In his upcoming interview with NBC’s Matt Lauer, portions of which the network has released ahead of its airing November 8, Bush reflects upon the now-infamous photograph of himself in Air Force One as he surveyed, from thousands of feet above, the damage Hurricane Katrina wrought on New Orleans days before.
"Huge mistake," the former president said of the photograph, adding that it made him look “detached and uncaring.”
“It's always my fault,” Bush added in regards to the incident that was later viewed as a massive communications debacle. “I mean I was the one who should have said, A, don't take my picture, B, let's land in Baton Rouge, Louisiana, C, let's don't even come close to the area. Let's - the next place to be seen is in Washington at a command center. I mean, it was my fault.”
Bush also discusses the photograph in his soon-to-be relased memoir, “Decision Points," writing, “I immediately knew it was a problem."
The former president said ultimately the decision was made not to land in Lousiana out of fear it would have diverted precious resources to the already-strained recovery effort. But in hindsight, Bush said, it would have been more valuable to clearly show he understood how dire the conditions were.
“I should have touched down in Baton Rouge, met with the governor and walked out and said, ‘I hear you.
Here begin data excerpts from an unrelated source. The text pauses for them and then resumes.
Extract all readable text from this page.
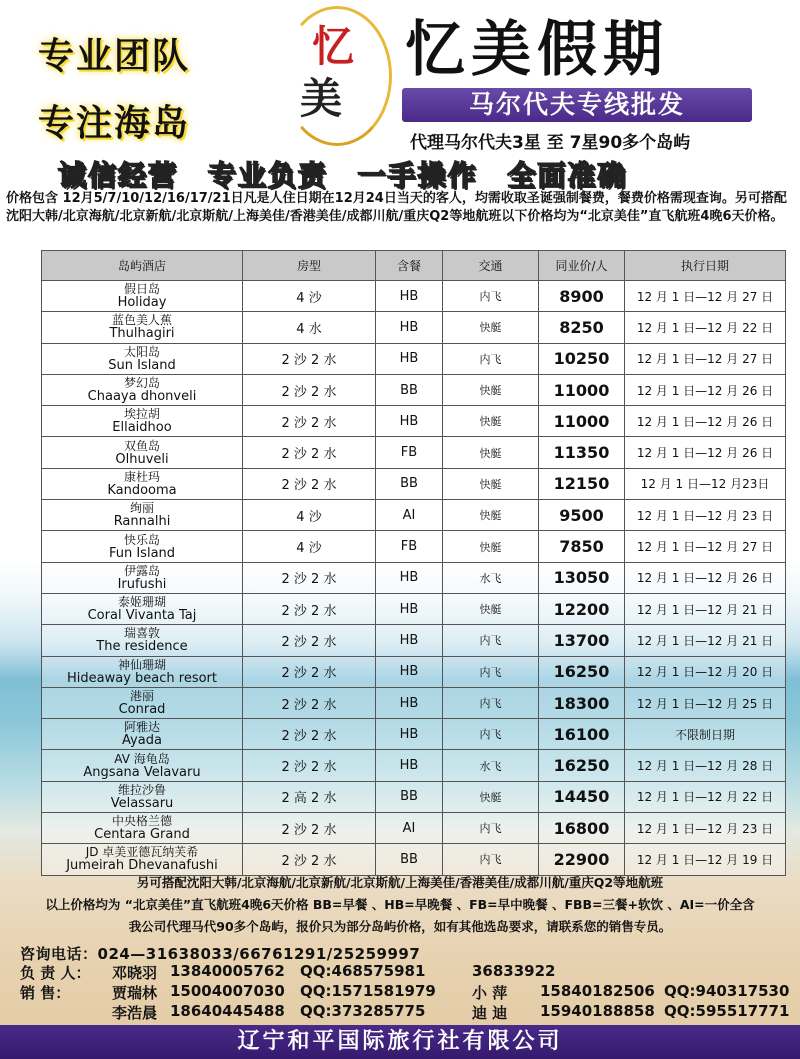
专业团队
专注海岛
忆
美
忆美假期
马尔代夫专线批发
代理马尔代夫3星 至 7星90多个岛屿
诚信经营 专业负责 一手操作 全面准确
价格包含 12月5/7/10/12/16/17/21日凡是人住日期在12月24日当天的客人，均需收取圣诞强制餐费，餐费价格需现查询。另可搭配沈阳大韩/北京海航/北京新航/北京斯航/上海美佳/香港美佳/成都川航/重庆Q2等地航班以下价格均为“北京美佳”直飞航班4晚6天价格。
岛屿酒店	房型	含餐	交通	同业价/人	执行日期

假日岛
Holiday	4 沙	HB	内飞	8900	12 月 1 日—12 月 27 日

蓝色美人蕉
Thulhagiri	4 水	HB	快艇	8250	12 月 1 日—12 月 22 日

太阳岛
Sun Island	2 沙 2 水	HB	内飞	10250	12 月 1 日—12 月 27 日

梦幻岛
Chaaya dhonveli	2 沙 2 水	BB	快艇	11000	12 月 1 日—12 月 26 日

埃拉胡
Ellaidhoo	2 沙 2 水	HB	快艇	11000	12 月 1 日—12 月 26 日

双鱼岛
Olhuveli	2 沙 2 水	FB	快艇	11350	12 月 1 日—12 月 26 日

康杜玛
Kandooma	2 沙 2 水	BB	快艇	12150	12 月 1 日—12 月23日

绚丽
Rannalhi	4 沙	AI	快艇	9500	12 月 1 日—12 月 23 日

快乐岛
Fun Island	4 沙	FB	快艇	7850	12 月 1 日—12 月 27 日

伊露岛
Irufushi	2 沙 2 水	HB	水飞	13050	12 月 1 日—12 月 26 日

泰姬珊瑚
Coral Vivanta Taj	2 沙 2 水	HB	快艇	12200	12 月 1 日—12 月 21 日

瑞喜敦
The residence	2 沙 2 水	HB	内飞	13700	12 月 1 日—12 月 21 日

神仙珊瑚
Hideaway beach resort	2 沙 2 水	HB	内飞	16250	12 月 1 日—12 月 20 日

港丽
Conrad	2 沙 2 水	HB	内飞	18300	12 月 1 日—12 月 25 日

阿雅达
Ayada	2 沙 2 水	HB	内飞	16100	不限制日期

AV 海龟岛
Angsana Velavaru	2 沙 2 水	HB	水飞	16250	12 月 1 日—12 月 28 日

维拉沙鲁
Velassaru	2 高 2 水	BB	快艇	14450	12 月 1 日—12 月 22 日

中央格兰德
Centara Grand	2 沙 2 水	AI	内飞	16800	12 月 1 日—12 月 23 日

JD 卓美亚德瓦纳芙希
Jumeirah Dhevanafushi	2 沙 2 水	BB	内飞	22900	12 月 1 日—12 月 19 日
另可搭配沈阳大韩/北京海航/北京新航/北京斯航/上海美佳/香港美佳/成都川航/重庆Q2等地航班
以上价格均为 “北京美佳”直飞航班4晚6天价格 BB=早餐 、HB=早晚餐 、FB=早中晚餐 、FBB=三餐+软饮 、AI=一价全含
我公司代理马代90多个岛屿，报价只为部分岛屿价格，如有其他选岛要求，请联系您的销售专员。
咨询电话：024—31638033/66761291/25259997
负 责 人： 邓晓羽 13840005762 QQ:468575981	36833922
销 售：	贾瑞林 15004007030 QQ:1571581979 小 萍 15840182506 QQ:940317530
李浩晨 18640445488 QQ:373285775	迪 迪 15940188858 QQ:595517771
辽宁和平国际旅行社有限公司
We understand. And we're going to help the state and help the local governments with as much resources as needed.’ And then got back on a flight up to Washington. I did not do that. And paid a price for it.”
On the subject of Katrina, Bush also writes about another now-infamous folly - when he declared FEMA Chief Michael Brown was doing a "heck of a job," even as key supplies had yet to reach the Superdome in New Orleans while thousands remained stranded.
Bush was in Mobile, Alabama, at the time, meeting with the Alabama and Mississippi governors. He asked them if they were getting adequate federal support.
"'That Mike Brown is doing a heck of a job,' Bob said," referring to Alabama governor Bob Riley. "I knew Mike was under pressure and I wanted to boost his morale," Bush writes.
The president repeated Riley's words a few minutes later when he spoke to the press.
"I never imagined those words of encouragement would become an infamous entry in the political lexicon," says Bush. "As complaints about Mike Brown's performance mounted, especially in New Orleans, critics turned my words of encouragement into a club to bludgeon me."